Consider the problem of designing life. We require a self-maintaining, self-repairing system which maintains system integrity under a wide variety of environmental conditions indefinitely. This is not a simple problem. It is readily seen that the design choices made by human beings are inadequate.

Instead of artificial hierarchies of simple components our designer can and would use a complex dynamic system, a wildly chaotic collection of components with attractors with broad basins. The designer can do this because said designer has the power to analyze the behaviour of very complex systems. Such systems have high adaptive stability. We can predict that designed life would this feature.

It does.

Such a designer would exploit the advantages of binary encoding of information with falling prey to the fragility inherent in human designed computer programs. Instead the information would be in the form of component descriptions with the process control being resident in the aforesaid chaotic attractor. The digital data in the system would play an essentially passive role. We predict this.

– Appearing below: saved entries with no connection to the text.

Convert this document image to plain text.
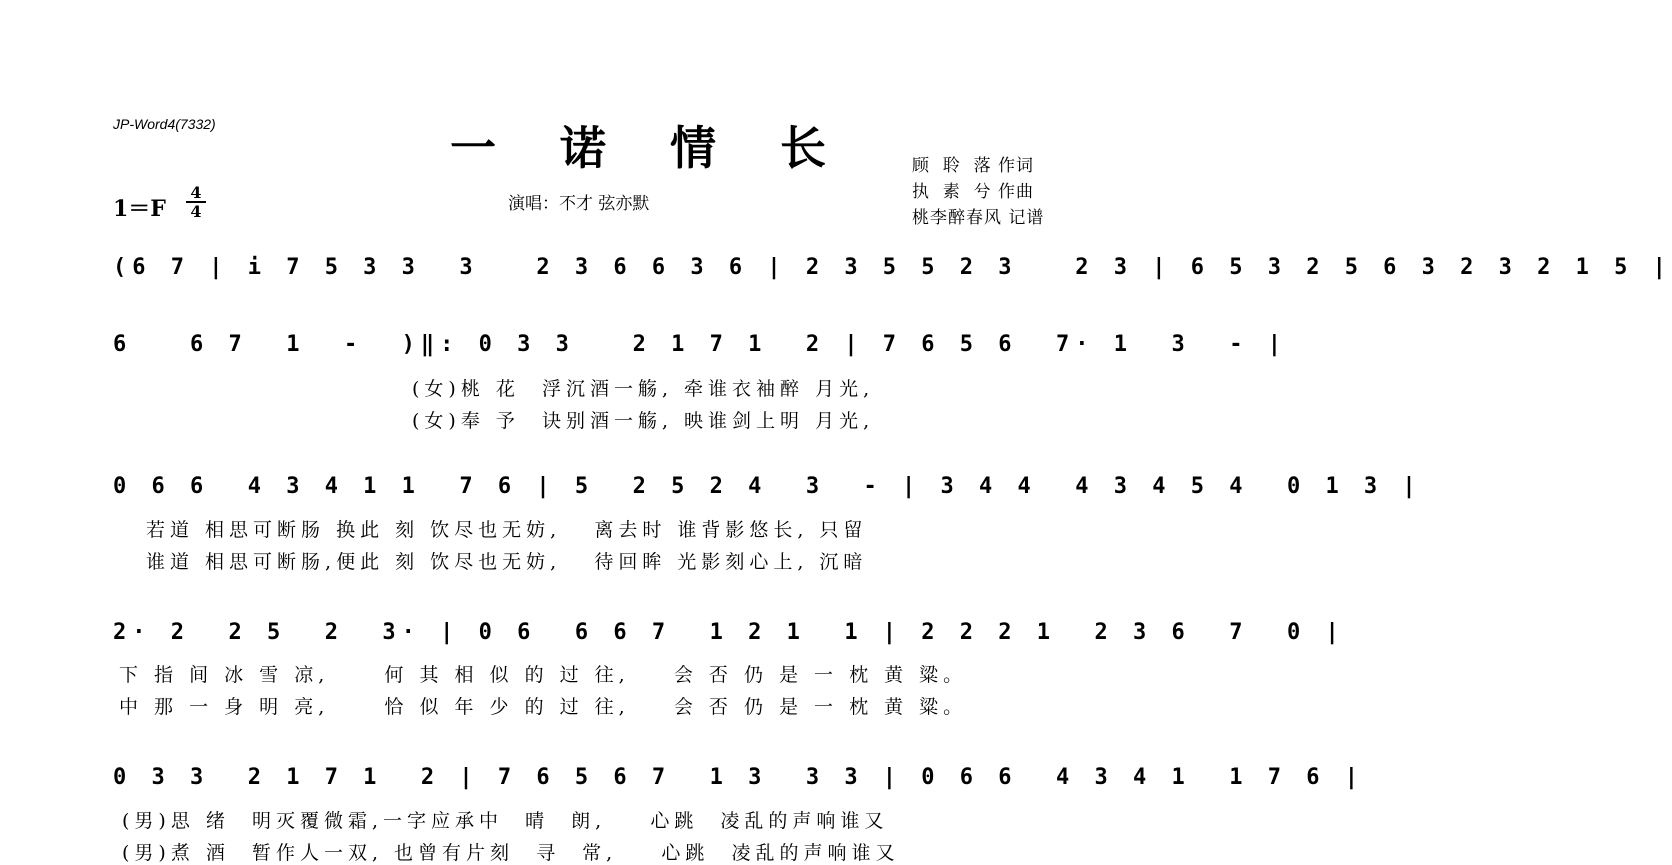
JP-Word4(7332)	一 诺 情 长
1＝F
4
4	演唱：不才 弦亦默
顾  聆  落 作词
执  素  兮 作曲
桃李醉春风 记谱
(6 7 | i 7 5 3 3  3   2 3 6 6 3 6 | 2 3 5 5 2 3   2 3 | 6 5 3 2 5 6 3 2 3 2 1 5 |
6   6 7  1  -  )‖: 0 3 3   2 1 7 1  2 | 7 6 5 6  7· 1  3  - |
(女)桃 花  浮沉酒一觞, 牵谁衣袖醉 月光,
(女)奉 予  诀别酒一觞, 映谁剑上明 月光,
0 6 6  4 3 4 1 1  7 6 | 5  2 5 2 4  3  - | 3 4 4  4 3 4 5 4  0 1 3 |
若道 相思可断肠 换此 刻 饮尽也无妨,   离去时 谁背影悠长, 只留
谁道 相思可断肠,便此 刻 饮尽也无妨,   待回眸 光影刻心上, 沉暗
2· 2  2 5  2  3· | 0 6  6 6 7  1 2 1  1 | 2 2 2 1  2 3 6  7  0 |
下 指 间 冰 雪 凉,     何 其 相 似 的 过 往,    会 否 仍 是 一 枕 黄 粱。
中 那 一 身 明 亮,     恰 似 年 少 的 过 往,    会 否 仍 是 一 枕 黄 粱。
0 3 3  2 1 7 1  2 | 7 6 5 6 7  1 3  3 3 | 0 6 6  4 3 4 1  1 7 6 |
(男)思 绪  明灭覆微霜,一字应承中  晴  朗,    心跳  凌乱的声响谁又
(男)煮 酒  暂作人一双, 也曾有片刻  寻  常,    心跳  凌乱的声响谁又
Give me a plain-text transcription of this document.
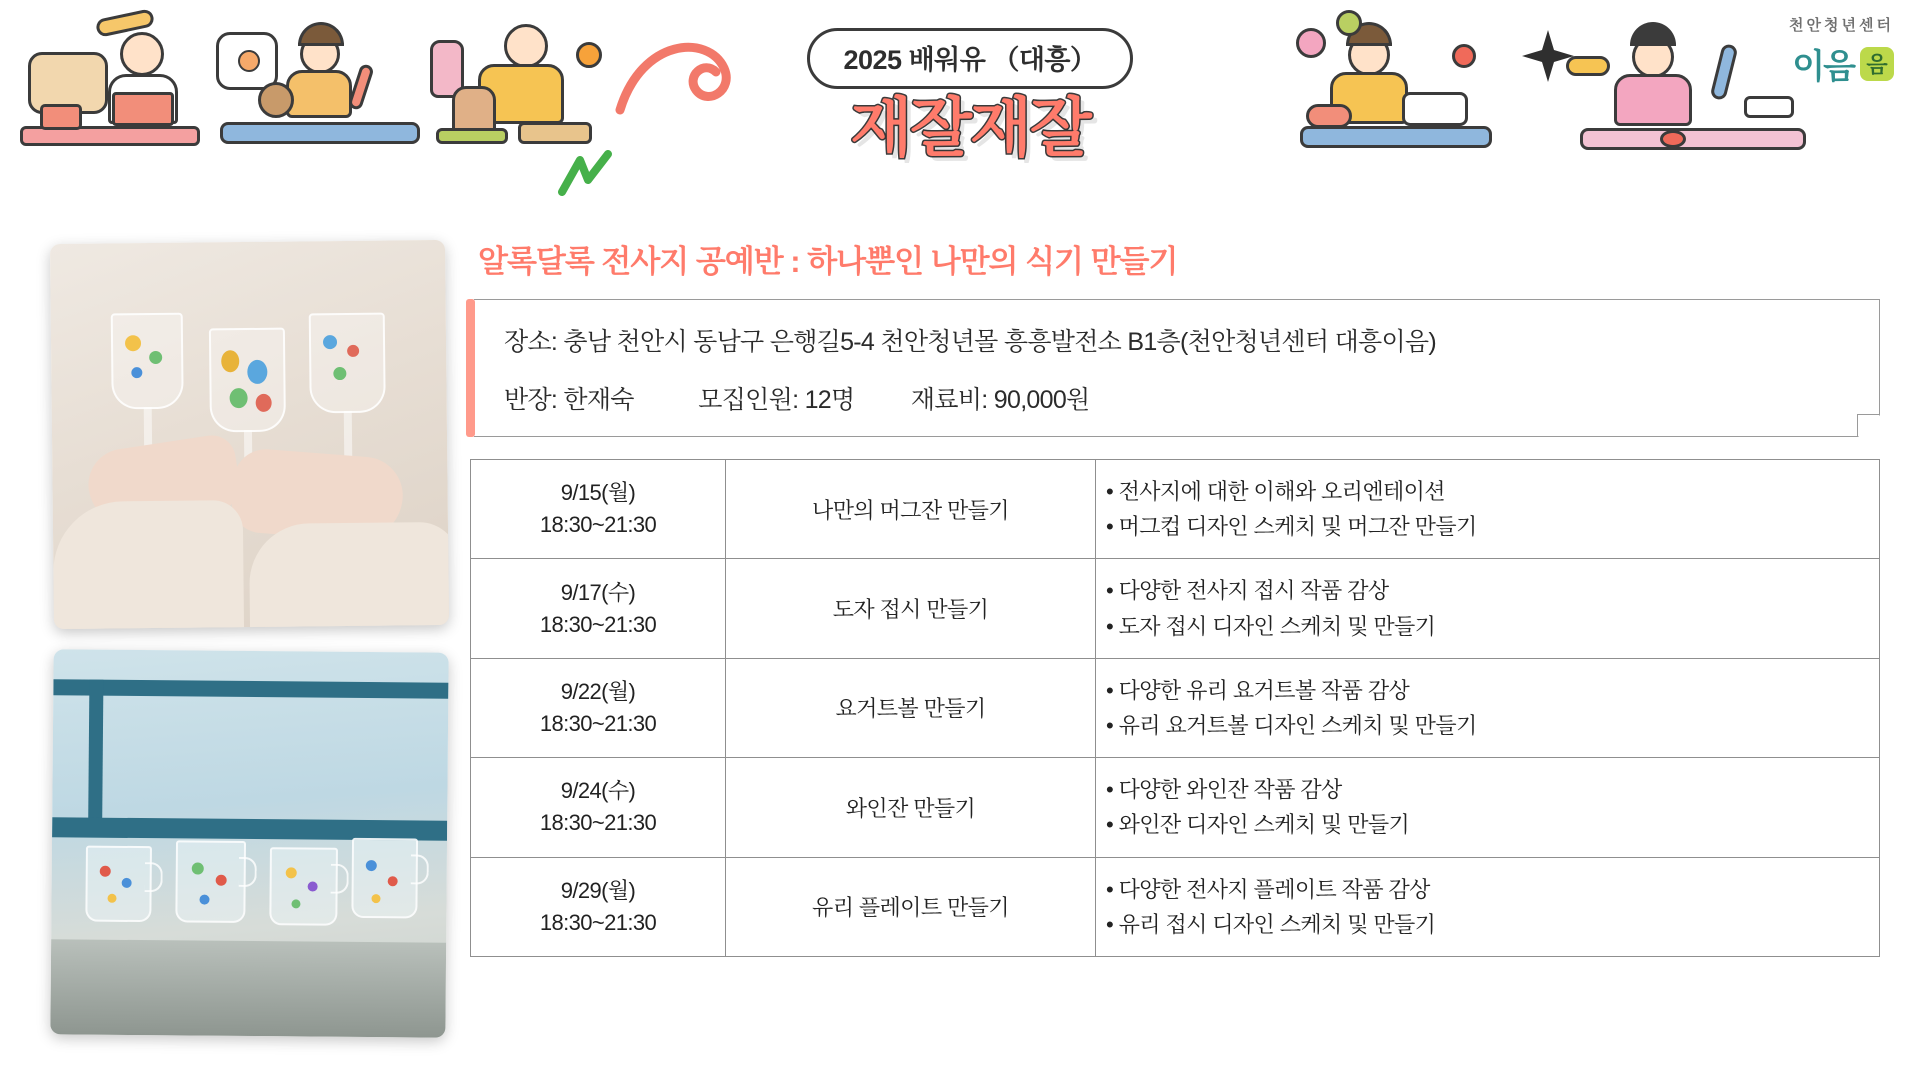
2025 배워유 （대흥）
재잘재잘
천안청년센터
이음 음
알록달록 전사지 공예반 : 하나뿐인 나만의 식기 만들기
장소: 충남 천안시 동남구 은행길5-4 천안청년몰 흥흥발전소 B1층(천안청년센터 대흥이음)
반장: 한재숙	모집인원: 12명 재료비: 90,000원
9/15(월)
18:30~21:30
	나만의 머그잔 만들기	
• 전사지에 대한 이해와 오리엔테이션
• 머그컵 디자인 스케치 및 머그잔 만들기

9/17(수)
18:30~21:30
	도자 접시 만들기	
• 다양한 전사지 접시 작품 감상
• 도자 접시 디자인 스케치 및 만들기

9/22(월)
18:30~21:30
	요거트볼 만들기	
• 다양한 유리 요거트볼 작품 감상
• 유리 요거트볼 디자인 스케치 및 만들기

9/24(수)
18:30~21:30
	와인잔 만들기	
• 다양한 와인잔 작품 감상
• 와인잔 디자인 스케치 및 만들기

9/29(월)
18:30~21:30
	유리 플레이트 만들기	
• 다양한 전사지 플레이트 작품 감상
• 유리 접시 디자인 스케치 및 만들기
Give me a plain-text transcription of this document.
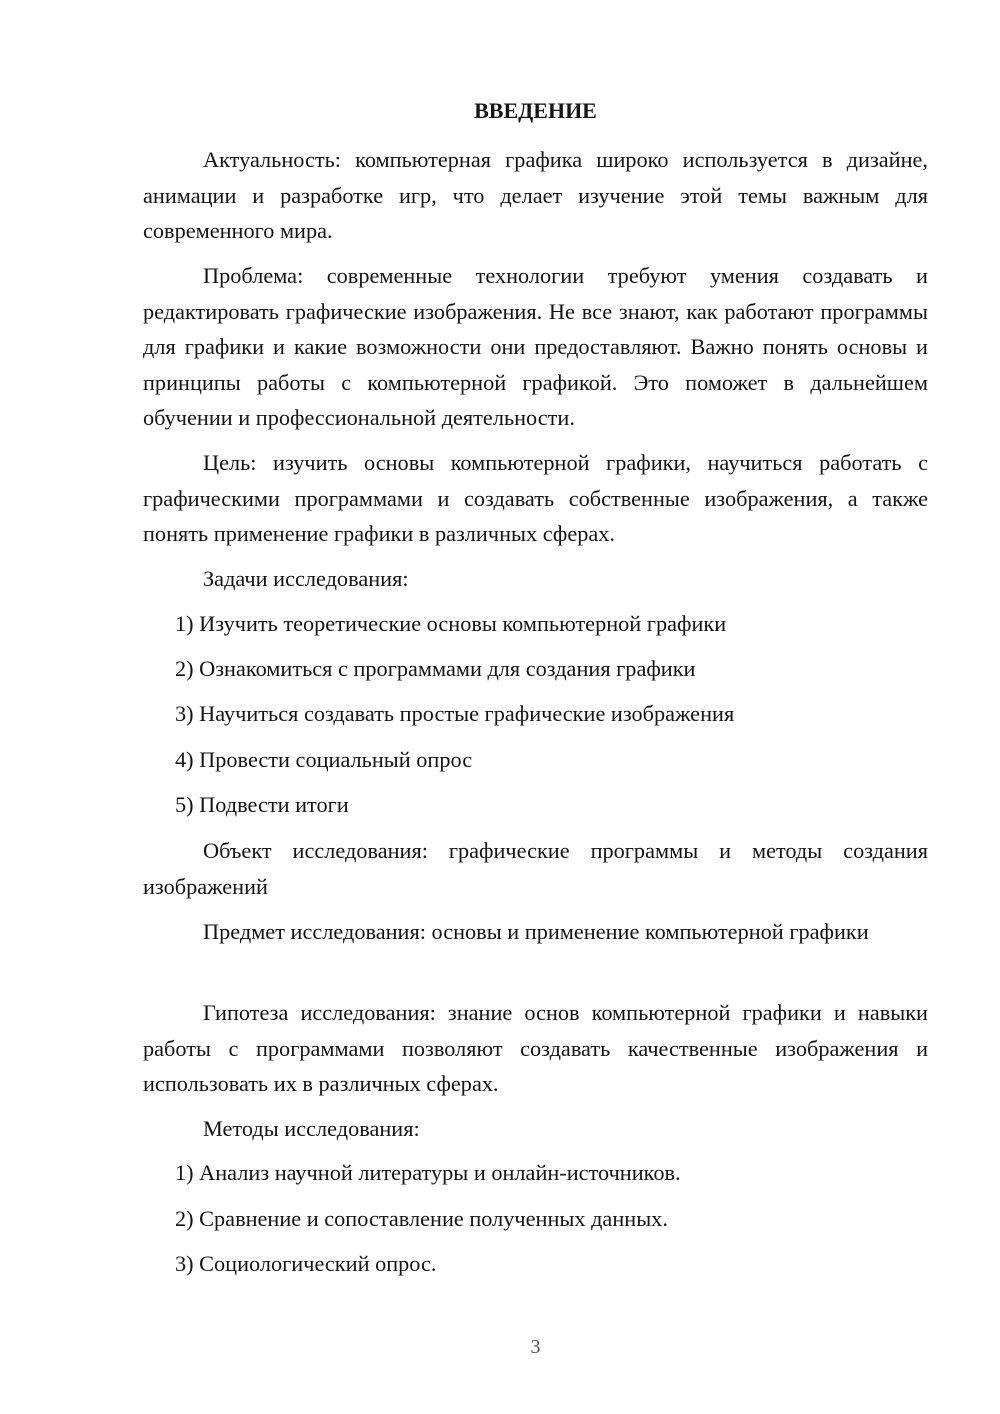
ВВЕДЕНИЕ

Актуальность: компьютерная графика широко используется в дизайне, анимации и разработке игр, что делает изучение этой темы важным для современного мира.

Проблема: современные технологии требуют умения создавать и редактировать графические изображения. Не все знают, как работают программы для графики и какие возможности они предоставляют. Важно понять основы и принципы работы с компьютерной графикой. Это поможет в дальнейшем обучении и профессиональной деятельности.

Цель: изучить основы компьютерной графики, научиться работать с графическими программами и создавать собственные изображения, а также понять применение графики в различных сферах.

Задачи исследования:

1) Изучить теоретические основы компьютерной графики
2) Ознакомиться с программами для создания графики
3) Научиться создавать простые графические изображения
4) Провести социальный опрос
5) Подвести итоги

Объект исследования: графические программы и методы создания изображений

Предмет исследования: основы и применение компьютерной графики

Гипотеза исследования: знание основ компьютерной графики и навыки работы с программами позволяют создавать качественные изображения и использовать их в различных сферах.

Методы исследования:

1) Анализ научной литературы и онлайн-источников.
2) Сравнение и сопоставление полученных данных.
3) Социологический опрос.
3
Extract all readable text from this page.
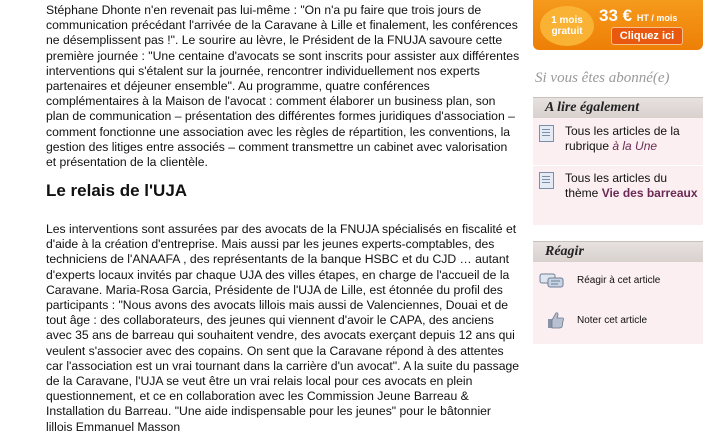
Stéphane Dhonte n'en revenait pas lui-même : "On n'a pu faire que trois jours de communication précédant l'arrivée de la Caravane à Lille et finalement, les conférences ne désemplissent pas !". Le sourire au lèvre, le Président de la FNUJA savoure cette première journée : "Une centaine d'avocats se sont inscrits pour assister aux différentes interventions qui s'étalent sur la journée, rencontrer individuellement nos experts partenaires et déjeuner ensemble". Au programme, quatre conférences complémentaires à la Maison de l'avocat : comment élaborer un business plan, son plan de communication – présentation des différentes formes juridiques d'association – comment fonctionne une association avec les règles de répartition, les conventions, la gestion des litiges entre associés – comment transmettre un cabinet avec valorisation et présentation de la clientèle.

Le relais de l'UJA

Les interventions sont assurées par des avocats de la FNUJA spécialisés en fiscalité et d'aide à la création d'entreprise. Mais aussi par les jeunes experts-comptables, des techniciens de l'ANAAFA , des représentants de la banque HSBC et du CJD … autant d'experts locaux invités par chaque UJA des villes étapes, en charge de l'accueil de la Caravane. Maria-Rosa Garcia, Présidente de l'UJA de Lille, est étonnée du profil des participants : "Nous avons des avocats lillois mais aussi de Valenciennes, Douai et de tout âge : des collaborateurs, des jeunes qui viennent d'avoir le CAPA, des anciens avec 35 ans de barreau qui souhaitent vendre, des avocats exerçant depuis 12 ans qui veulent s'associer avec des copains. On sent que la Caravane répond à des attentes car l'association est un vrai tournant dans la carrière d'un avocat". A la suite du passage de la Caravane, l'UJA se veut être un vrai relais local pour ces avocats en plein questionnement, et ce en collaboration avec les Commission Jeune Barreau & Installation du Barreau. "Une aide indispensable pour les jeunes" pour le bâtonnier lillois Emmanuel Masson

1 mois gratuit
33 € HT / mois
Cliquez ici
Si vous êtes abonné(e)
A lire également
Tous les articles de la rubrique à la Une
Tous les articles du thème Vie des barreaux
Réagir
Réagir à cet article
Noter cet article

DNA has the predicted role.

The designer can use complex polymers which dynamically fold into desirable three dimensional configurations to provide catalyst hot spots. The designer can afford to do so because the designer can predict with certainty what folding sequences such polymers will follow. We predict that designed life will make extensive use of such polymers.

They are called proteins.

The designer can and would exploit highly complex sequences of chemical reactions that are both idiosyncractic and highly efficient since the designer would be able to know how such sequences would work. Moreover the selected sequences would maintain stability within an environment in which vast numbers of other chemical reactions are going on. We predict the use of such sequences.

Life uses idiosyncratic, highly efficient sequences of reactions. These chemical sequences are stable in the cellular environment.

The designer would package the complexity of life into a package, not a uniformly standardized one, but rather one with a basic structure that can be varied in a large number of ways to handle a wide variety of environments. We predict that that designed life would have such a basic unit of structure.

It does. It is called the living cell.

I could go on but I think the point is clear. Life is not designed in the way a human designer works. We ask “How would a being with godlike powers design life?” Given such powers the way such a being would approach design is predictable. Accordingly we can predict the characteristics that designed life would have. It has those characteristics. Thus we conclude:

Life was designed.


This page was last updated January 18, 1997.